From 2006, the UK military was conducting two enduring campaigns in Iraq and Afghanistan. It did not have sufficient resources to do so. Decisions on resources for Iraq were affected by the demands of the operation in Afghanistan.
For example, the deployment to Afghanistan had a material impact on the availability of essential equipment in Iraq, particularly helicopters and equipment for surveillance and intelligence collection.
By 2007 militia dominance in Basra, which UK military commanders were unable to challenge, led to the UK exchanging detainee releases for an end to the targeting of its forces …
It was humiliating that the UK reached a position in which an agreement with a militia group which had been actively targeting UK forces was considered the best option available.
The UK military role in Iraq ended a very long way from success.
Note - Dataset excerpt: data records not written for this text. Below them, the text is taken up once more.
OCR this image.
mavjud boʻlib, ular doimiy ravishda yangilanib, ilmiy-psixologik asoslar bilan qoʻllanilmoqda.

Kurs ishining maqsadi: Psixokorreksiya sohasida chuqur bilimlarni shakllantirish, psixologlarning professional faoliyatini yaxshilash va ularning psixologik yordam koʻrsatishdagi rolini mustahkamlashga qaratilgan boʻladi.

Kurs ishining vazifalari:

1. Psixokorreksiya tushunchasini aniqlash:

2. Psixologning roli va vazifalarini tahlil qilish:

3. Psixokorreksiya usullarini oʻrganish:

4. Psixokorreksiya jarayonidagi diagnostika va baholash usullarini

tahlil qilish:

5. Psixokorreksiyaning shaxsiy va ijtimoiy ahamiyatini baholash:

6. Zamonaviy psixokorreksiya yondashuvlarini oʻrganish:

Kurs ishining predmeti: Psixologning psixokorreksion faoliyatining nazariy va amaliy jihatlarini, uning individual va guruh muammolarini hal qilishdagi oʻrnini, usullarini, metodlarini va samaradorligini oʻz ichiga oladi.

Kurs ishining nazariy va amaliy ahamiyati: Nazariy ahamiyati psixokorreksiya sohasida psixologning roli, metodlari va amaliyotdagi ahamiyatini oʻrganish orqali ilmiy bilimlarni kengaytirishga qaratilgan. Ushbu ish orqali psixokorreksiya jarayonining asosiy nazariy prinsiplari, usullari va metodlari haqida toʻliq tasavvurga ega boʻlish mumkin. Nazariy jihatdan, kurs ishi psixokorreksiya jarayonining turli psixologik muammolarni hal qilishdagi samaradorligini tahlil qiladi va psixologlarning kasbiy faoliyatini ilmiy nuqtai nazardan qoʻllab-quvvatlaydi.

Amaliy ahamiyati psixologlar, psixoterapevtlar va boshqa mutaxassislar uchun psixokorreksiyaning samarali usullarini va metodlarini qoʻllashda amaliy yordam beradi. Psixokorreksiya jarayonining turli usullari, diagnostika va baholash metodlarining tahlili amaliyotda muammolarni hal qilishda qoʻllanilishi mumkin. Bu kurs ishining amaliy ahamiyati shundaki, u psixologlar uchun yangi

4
We have sought to set out the Government’s actions on Iraq fully and impartially.
The evidence is there for all to see. It is an account of an intervention which went badly wrong, with consequences to this day. The Inquiry Report is the Committee’s unanimous view.’
• In the families’ press conference after the publication of the report, a journalist asked: ‘What are your feelings today?’
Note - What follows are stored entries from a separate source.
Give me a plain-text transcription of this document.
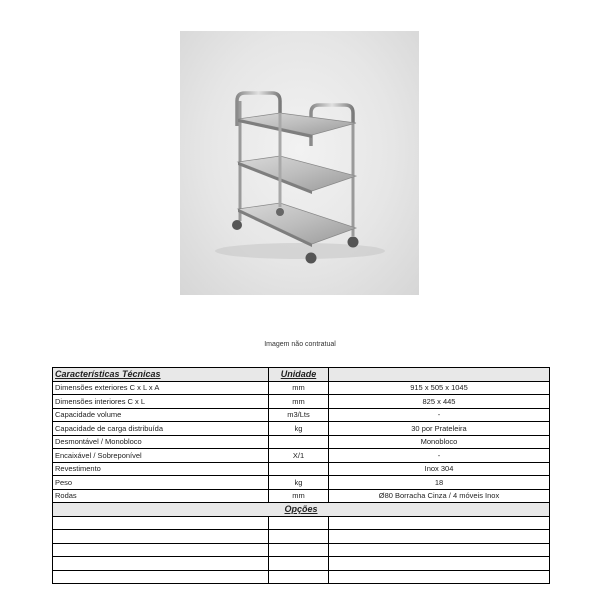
Imagem não contratual
Características Técnicas	Unidade	
Dimensões exteriores C x L x A	mm	915 x 505 x 1045
Dimensões interiores C x L	mm	825 x 445
Capacidade volume	m3/Lts	-
Capacidade de carga distribuída	kg	30 por Prateleira
Desmontável / Monobloco		Monobloco
Encaixável / Sobreponível	X/1	-
Revestimento		Inox 304
Peso	kg	18
Rodas	mm	Ø80 Borracha Cinza / 4 móveis Inox
Opções		
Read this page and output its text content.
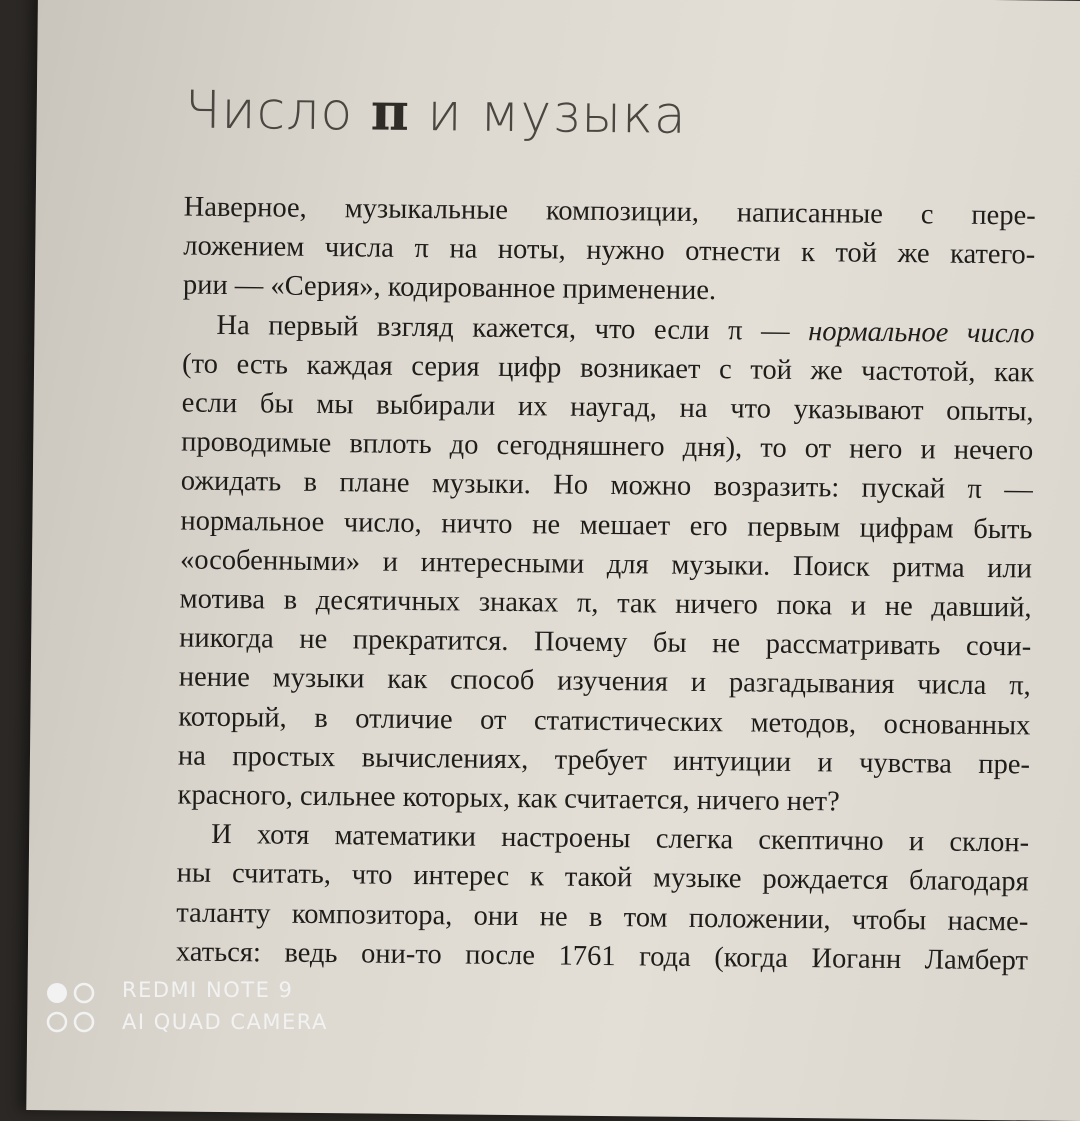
Число π и музыка
Наверное, музыкальные композиции, написанные с пере-
ложением числа π на ноты, нужно отнести к той же катего-
рии — «Серия», кодированное применение.
На первый взгляд кажется, что если π — нормальное число
(то есть каждая серия цифр возникает с той же частотой, как
если бы мы выбирали их наугад, на что указывают опыты,
проводимые вплоть до сегодняшнего дня), то от него и нечего
ожидать в плане музыки. Но можно возразить: пускай π —
нормальное число, ничто не мешает его первым цифрам быть
«особенными» и интересными для музыки. Поиск ритма или
мотива в десятичных знаках π, так ничего пока и не давший,
никогда не прекратится. Почему бы не рассматривать сочи-
нение музыки как способ изучения и разгадывания числа π,
который, в отличие от статистических методов, основанных
на простых вычислениях, требует интуиции и чувства пре-
красного, сильнее которых, как считается, ничего нет?
И хотя математики настроены слегка скептично и склон-
ны считать, что интерес к такой музыке рождается благодаря
таланту композитора, они не в том положении, чтобы насме-
хаться: ведь они-то после 1761 года (когда Иоганн Ламберт
REDMI NOTE 9
AI QUAD CAMERA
Sarah O’Connor, whose brother, 38-year-old Sergeant Bob O’Connor, was killed in 2005, said: ‘I’ve gone back to that time when I learnt that my brother had been killed and there is one terrorist in this world that the world needs to be aware of, and his name is Tony Blair, the world’s worst terrorist.’
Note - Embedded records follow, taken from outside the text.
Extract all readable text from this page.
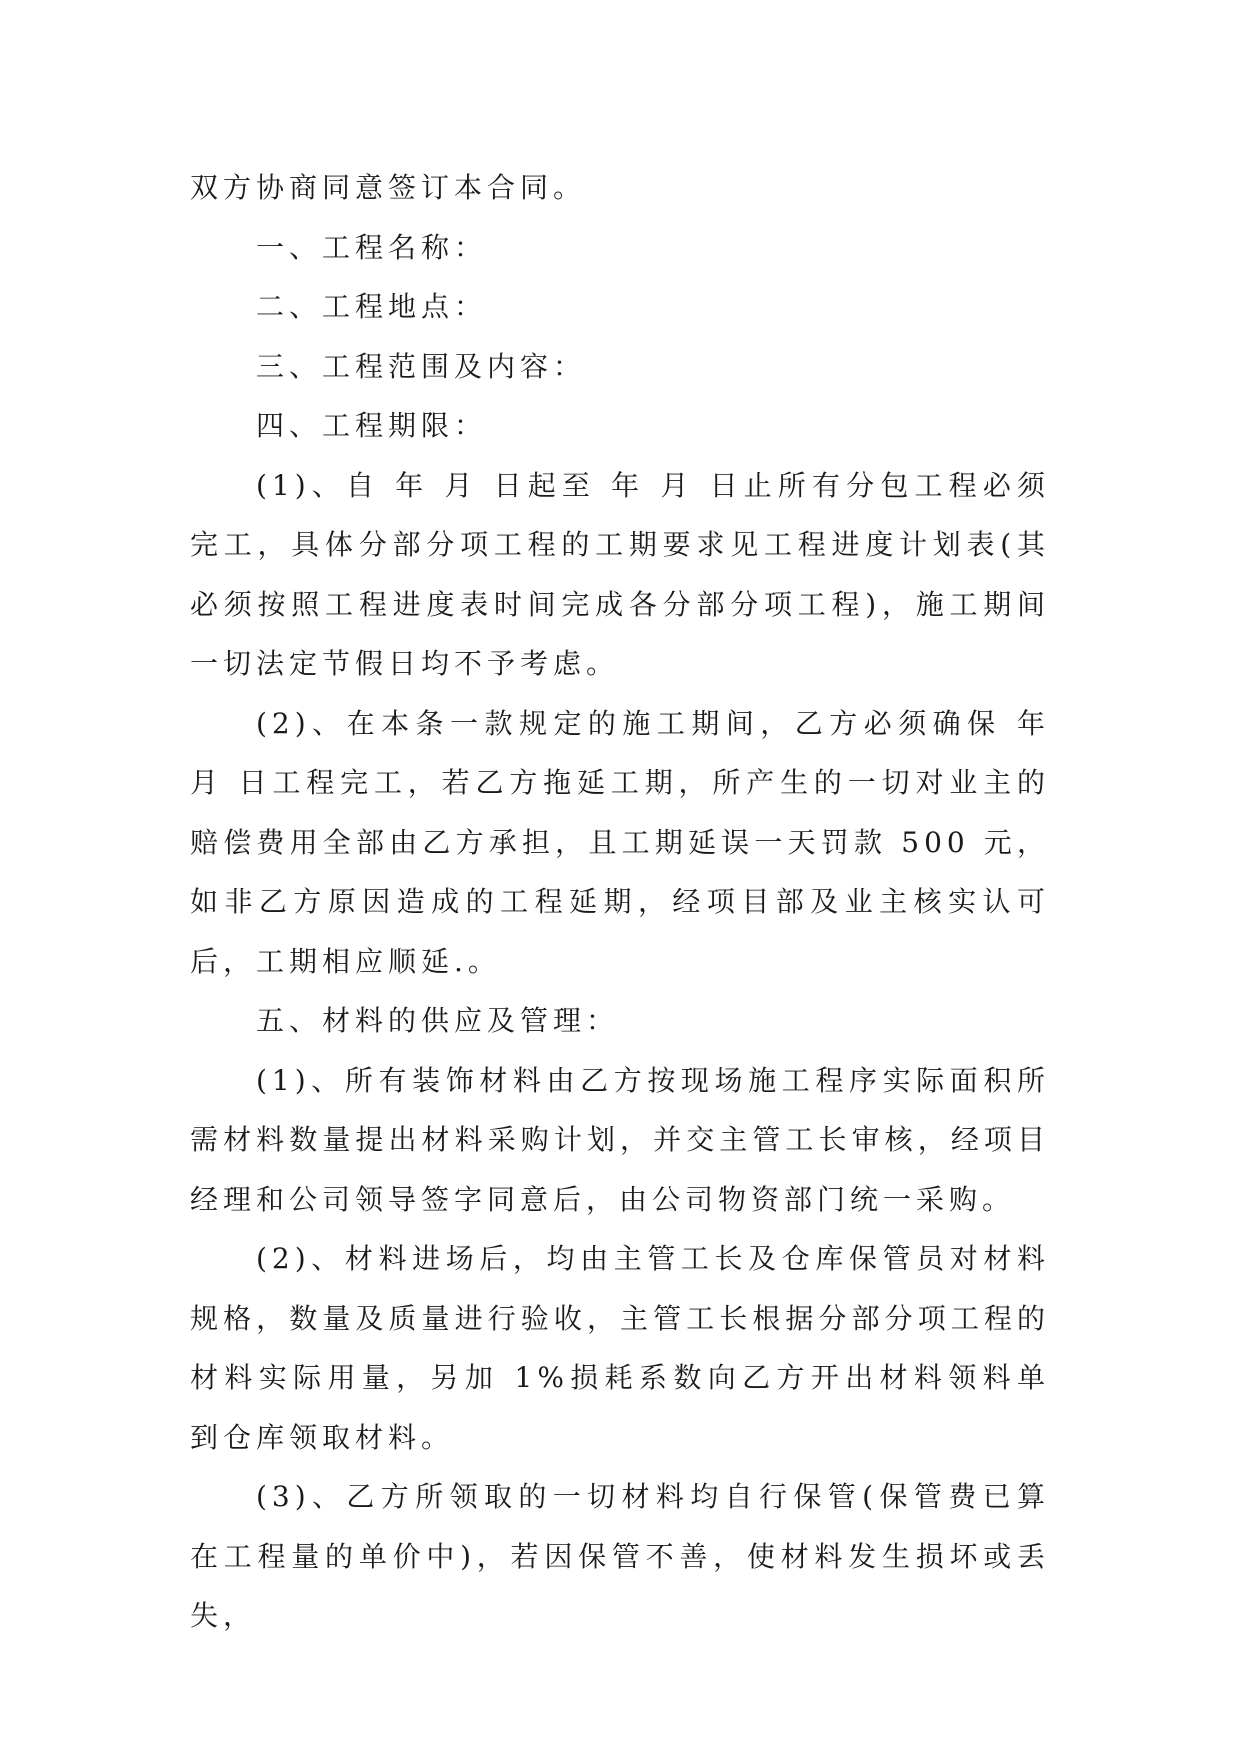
双方协商同意签订本合同。

一、工程名称：

二、工程地点：

三、工程范围及内容：

四、工程期限：

(1)、自 年 月 日起至 年 月 日止所有分包工程必须完工，具体分部分项工程的工期要求见工程进度计划表(其必须按照工程进度表时间完成各分部分项工程)，施工期间一切法定节假日均不予考虑。

(2)、在本条一款规定的施工期间，乙方必须确保 年 月 日工程完工，若乙方拖延工期，所产生的一切对业主的赔偿费用全部由乙方承担，且工期延误一天罚款 500 元，如非乙方原因造成的工程延期，经项目部及业主核实认可后，工期相应顺延.。

五、材料的供应及管理：

(1)、所有装饰材料由乙方按现场施工程序实际面积所需材料数量提出材料采购计划，并交主管工长审核，经项目经理和公司领导签字同意后，由公司物资部门统一采购。

(2)、材料进场后，均由主管工长及仓库保管员对材料规格，数量及质量进行验收，主管工长根据分部分项工程的材料实际用量，另加 1%损耗系数向乙方开出材料领料单到仓库领取材料。

(3)、乙方所领取的一切材料均自行保管(保管费已算在工程量的单价中)，若因保管不善，使材料发生损坏或丢失，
Reg Keys, father of 20-year-old Lance Corporal Tom Keys, who was killed in 2003, said: ‘When I look at Iraq and what’s on the TV screens today, with the 200-plus deaths that it faced the other day, I can only conclude that unfortunately and sadly, my son died in vain.’
Asked if he thought Blair believed what he said to justify the war, Reg Keys replied: ‘I don’t think Mr Blair believed what he said, I think he was deliberately misleading and that becomes quite evident from the 150 page summary.’
Rose Gentle, whose 19-year-old son Fuselier Gordon Gentle was killed in 2004, said: ‘Everything we’ve said from the start has actually come out today. And I think he thought they are going to give up and walk away.’
Asked: ‘What would you say to him if he was here?’
Rose Gentle replied: ‘Why did you kill my son? Because I hold him responsible for killing my son.’
Matthew Jury, solicitor for the families, said: ‘Today is the day the families should be at the forefront of everybody’s minds, but so too should be the thousands of British soldiers wounded in Iraq, the tens of thousands of British veterans who served there and the hundreds of thousands of Iraqi civilians who died during the conflict and since.’
A bereaved father asked Jury: ‘The CEO of all of this is Tony Blair. Is it possible that we can take this man to task?’
Jury replied: ‘We had the report today. Over the days and coming weeks the families will make their decisions on what is necessary and appropriate going forward.’